La
Iglesia cree que quienes se acercan al sacramento de la Penitencia obtienen,
por la misericordia de Dios, el perdón de sus pecados cometidos contra Él. Al
mismo tiempo, el penitente se reconcilia con la Iglesia, con sus hermanos y
consigo mismo.
Algunos
no llegan a comprender qué es este sacramento y por qué un sacerdote puede
perdonar, en nombre de Dios, los pecados. Veamos.
El sacramento
recibe diversos nombres, que nos muestran cuál es su sentido. Se llama sacramento
de conversión: porque realiza algo que Jesús pidió desde el inicio de
su ministerio: la conversión (ver Mc 1,15), la vuelta al Padre, de quien nos
alejamos. También se llama sacramento de la penitencia,
porque nos lleva a arrepentirnos y a reparar las faltas que hayamos podido
cometer. Es la confesión, porque es la valiente
declaración de nuestras faltas, y al mismo tiempo "confesamos" la
inmensa misericordia de Dios para con los pecadores. Es también el sacramento
del perdón, porque Dios nos otorga el perdón y la paz. Es, finalmente,
el sacramento de la reconciliación, porque nos da el amor de Dios que
reconcilia. ¿Cómo no desear este sacramento, que nos llena de vida nueva en
Cristo?
En Cristo hemos
recibido la vida nueva: "habéis sido lavados, habéis sido santificados,
habéis sido justificados en el nombre del Señor Jesucristo y por el Espíritu de
nuestro Dios" (1Cor 6,11). Sin embargo, nos dice también san Juan: «Si
decimos: "no tenemos pecado", nos engañamos y la verdad no está en
nosotros» (1Jn 1,18). Esta vida nueva que recibimos no suprime nuestra
fragilidad, nuestra inclinación al pecado. ¿Acaso cuando el Señor invita a la
conversión se refiere sólo a un momento de nuestra vida? ¿No es un llamado para
todo cristiano? Ya desde el Antiguo Testamento se nos invitaba a tener un
corazón contrito (ver Sal 51,19). San Ambrosio, en el siglo
IV, decía acerca de la actitud de quien se reconoce pecador después de haber
recibido el bautismo: «existen el agua y las lágrimas: el agua del Bautismo
y las lágrimas de la Penitencia» (ep. 41,12).
Necesitamos,
entonces, renovar el corazón (Ez 36,26-27; Lc 5,21). La sangre de Cristo nos ha
obtenido el perdón de los pecados. No debemos temer.
El pecado, al
llevarnos a romper nuestra amistad con Dios, necesita de Su perdón. Pero Dios
lo ha previsto todo con mucho amor hacia nosotros. Él nos perdona los pecados.

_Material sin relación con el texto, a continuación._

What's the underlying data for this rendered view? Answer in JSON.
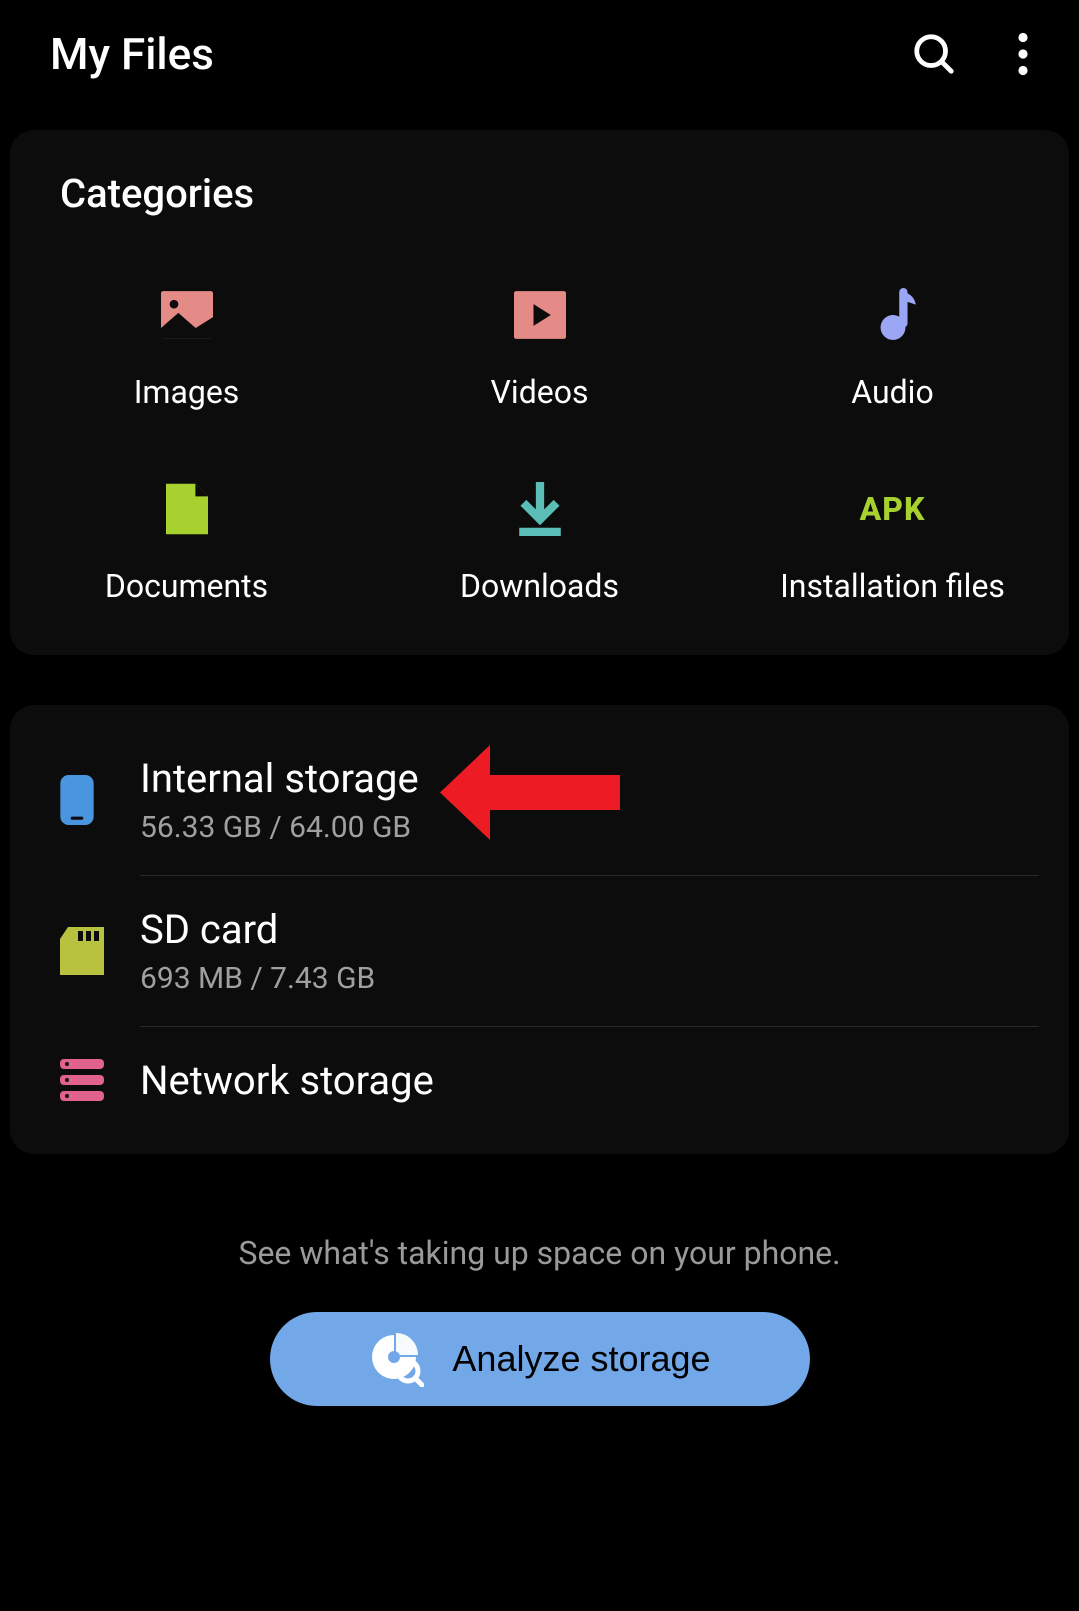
{
  "header": {
    "title": "My Files"
  },
  "categories": {
    "title": "Categories",
    "items": [
      {
        "label": "Images"
      },
      {
        "label": "Videos"
      },
      {
        "label": "Audio"
      },
      {
        "label": "Documents"
      },
      {
        "label": "Downloads"
      },
      {
        "label": "Installation files"
      }
    ]
  },
  "storage": {
    "items": [
      {
        "title": "Internal storage",
        "sub": "56.33 GB / 64.00 GB"
      },
      {
        "title": "SD card",
        "sub": "693 MB / 7.43 GB"
      },
      {
        "title": "Network storage",
        "sub": ""
      }
    ]
  },
  "footer": {
    "hint": "See what's taking up space on your phone.",
    "button": "Analyze storage"
  },
  "apk_label": "APK"
}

Y sólo Él lo puede hacer: «El Hijo del hombre tiene poder de perdonar los
pecados en la tierra» (Mc 2,10). Es más, lo hace: «Tus pecados están
perdonados» (Mc 2,5; Lc 7,48). Pero aún más: Jesús, en virtud de su autoridad
divina, otorga ese poder a los hombres para que lo ejerzan en su nombre (ver:
Jn 20,21.23).
Cristo mismo
instituyó este sacramento de la Reconciliación para quienes, después del
Bautismo, hayan caído en pecado grave y hayan perdido la gracia bautismal.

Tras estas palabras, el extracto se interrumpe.